Under the spiraling madness of the tasks is Elliott’s journey from spongey doormat to masculine master of his destiny. When Elliott is fired, his callous boss snarks at his timidity, “the same things that make you a lousy salesman are going to fuck you up as a father and a husband.” And we note Elliott’s changing demeanor through the challenges: when he swatted the fly, he was sitting at a dead red light on a deserted street for ages – later, he’s burning through red lights joyously in a stolen charger, wearing the victim’s leather jacket, whose arm he just amputated…
The boss adds that Elliott is afraid to get his hands dirty for his woman. And this denunciation pushes Elliott to prove his boss wrong as the challenges grow more insane; to prove to himself he HAS the stones to “make a child cry within 5 minutes for £5000” or “take a lonely man out for coffee” – who happens to be a suicide corpse, whom Elliott has to WEEKEND AT BERNIE’S into a diner booth. While oblivious cops slide into the next booth…

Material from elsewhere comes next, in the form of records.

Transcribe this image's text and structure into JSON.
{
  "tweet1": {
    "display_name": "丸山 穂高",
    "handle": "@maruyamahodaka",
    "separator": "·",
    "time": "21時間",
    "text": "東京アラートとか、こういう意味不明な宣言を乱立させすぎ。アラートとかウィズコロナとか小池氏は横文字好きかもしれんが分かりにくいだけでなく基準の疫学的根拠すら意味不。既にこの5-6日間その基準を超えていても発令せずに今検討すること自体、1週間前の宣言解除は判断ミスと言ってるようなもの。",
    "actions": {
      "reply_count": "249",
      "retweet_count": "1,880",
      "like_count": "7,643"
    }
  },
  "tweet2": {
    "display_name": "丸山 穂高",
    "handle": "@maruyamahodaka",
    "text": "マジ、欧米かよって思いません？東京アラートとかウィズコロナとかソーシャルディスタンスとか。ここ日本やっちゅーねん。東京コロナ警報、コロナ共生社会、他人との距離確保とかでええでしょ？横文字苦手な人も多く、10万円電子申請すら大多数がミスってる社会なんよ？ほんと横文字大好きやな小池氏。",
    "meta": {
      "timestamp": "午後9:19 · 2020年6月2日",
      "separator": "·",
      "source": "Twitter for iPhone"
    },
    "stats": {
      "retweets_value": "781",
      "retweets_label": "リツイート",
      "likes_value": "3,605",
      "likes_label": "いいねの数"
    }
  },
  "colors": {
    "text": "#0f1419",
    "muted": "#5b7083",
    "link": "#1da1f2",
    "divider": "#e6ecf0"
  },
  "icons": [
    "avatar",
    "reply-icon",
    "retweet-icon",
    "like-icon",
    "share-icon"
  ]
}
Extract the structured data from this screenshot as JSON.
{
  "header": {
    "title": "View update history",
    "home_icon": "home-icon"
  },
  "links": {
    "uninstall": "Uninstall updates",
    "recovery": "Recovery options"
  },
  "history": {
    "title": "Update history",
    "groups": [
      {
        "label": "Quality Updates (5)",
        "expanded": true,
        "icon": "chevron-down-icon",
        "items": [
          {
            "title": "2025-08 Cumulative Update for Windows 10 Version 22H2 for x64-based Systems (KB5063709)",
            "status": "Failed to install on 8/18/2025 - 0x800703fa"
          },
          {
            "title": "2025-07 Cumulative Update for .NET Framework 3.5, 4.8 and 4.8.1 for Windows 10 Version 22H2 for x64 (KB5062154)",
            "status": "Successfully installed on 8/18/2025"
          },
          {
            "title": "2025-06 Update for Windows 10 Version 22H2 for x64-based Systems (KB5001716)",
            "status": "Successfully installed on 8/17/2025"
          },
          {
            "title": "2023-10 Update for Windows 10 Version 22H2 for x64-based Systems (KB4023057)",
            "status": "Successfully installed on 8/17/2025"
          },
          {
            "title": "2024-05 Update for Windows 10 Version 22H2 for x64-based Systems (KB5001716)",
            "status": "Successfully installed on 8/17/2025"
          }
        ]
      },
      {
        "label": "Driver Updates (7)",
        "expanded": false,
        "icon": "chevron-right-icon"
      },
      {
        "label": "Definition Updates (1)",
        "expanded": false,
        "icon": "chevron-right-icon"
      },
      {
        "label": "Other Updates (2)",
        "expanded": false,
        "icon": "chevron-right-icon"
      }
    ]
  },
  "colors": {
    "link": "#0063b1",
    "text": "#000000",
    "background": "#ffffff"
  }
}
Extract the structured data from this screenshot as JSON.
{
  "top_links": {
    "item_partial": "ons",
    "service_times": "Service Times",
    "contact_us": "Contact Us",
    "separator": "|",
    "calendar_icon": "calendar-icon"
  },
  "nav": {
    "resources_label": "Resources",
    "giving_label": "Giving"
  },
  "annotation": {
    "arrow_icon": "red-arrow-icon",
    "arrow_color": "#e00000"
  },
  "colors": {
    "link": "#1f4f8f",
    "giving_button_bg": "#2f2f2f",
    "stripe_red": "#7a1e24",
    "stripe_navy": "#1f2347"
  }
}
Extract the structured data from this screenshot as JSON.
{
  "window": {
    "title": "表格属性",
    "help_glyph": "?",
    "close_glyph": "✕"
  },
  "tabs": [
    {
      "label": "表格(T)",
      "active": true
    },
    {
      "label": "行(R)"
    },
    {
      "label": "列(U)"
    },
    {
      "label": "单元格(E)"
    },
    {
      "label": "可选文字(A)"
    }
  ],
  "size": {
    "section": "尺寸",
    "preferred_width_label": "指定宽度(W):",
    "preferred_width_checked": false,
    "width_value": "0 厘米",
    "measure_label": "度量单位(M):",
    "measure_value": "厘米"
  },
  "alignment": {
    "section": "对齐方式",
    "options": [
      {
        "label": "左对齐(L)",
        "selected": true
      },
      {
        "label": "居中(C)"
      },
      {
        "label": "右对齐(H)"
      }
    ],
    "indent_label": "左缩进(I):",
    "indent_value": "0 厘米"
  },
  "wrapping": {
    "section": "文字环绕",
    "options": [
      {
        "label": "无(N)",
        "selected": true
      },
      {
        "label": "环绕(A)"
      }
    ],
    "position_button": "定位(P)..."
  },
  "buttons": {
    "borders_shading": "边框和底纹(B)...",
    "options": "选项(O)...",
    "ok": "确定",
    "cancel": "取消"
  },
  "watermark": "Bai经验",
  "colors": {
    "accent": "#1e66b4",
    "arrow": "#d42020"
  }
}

We never do find out who the Game organizers are, or how they are omniscient. A detective (Ron Perlman) is hot on Elliott’s eccentric and gory trail, tracking down a recluse (Pruitt Taylor Vince) with a vast file on the Game, revealing the reach of the organizers, sounding like a nutjob yet showing proof – details on past Games, including a photo of JFK from Dealey Plaza! (“Sometimes I think about how so few people on this planet decide everything. One percent of one percent.”)
Now here’s the infuriating thing about movies of this ilk released in the United States under the heel of the Gutless MPAA. Though we’re on the anti-hero’s side, the film chickens out on him keeping the money, because to keep it means he advocates for the criminal enterprise that is staging the Game. In the twisted climax, Elliott chooses to do the “right” thing, rather than the easy thing. BUT – keeping the money is not necessarily “easy” – it was won through psychopathic means that will probably give him PTSD for the rest of his life; he earned that payoff. We all feel his downtrodden pain in a society growing more polarized with each corporate bailout. He’s committing crimes yet we are rooting for him, and none of us would hold it against him if he did keep the money.
13 SINS is chilling and compelling viewing, and we just have to fantasize about what could have been in the Scrooge McDuck swimming pool of riches.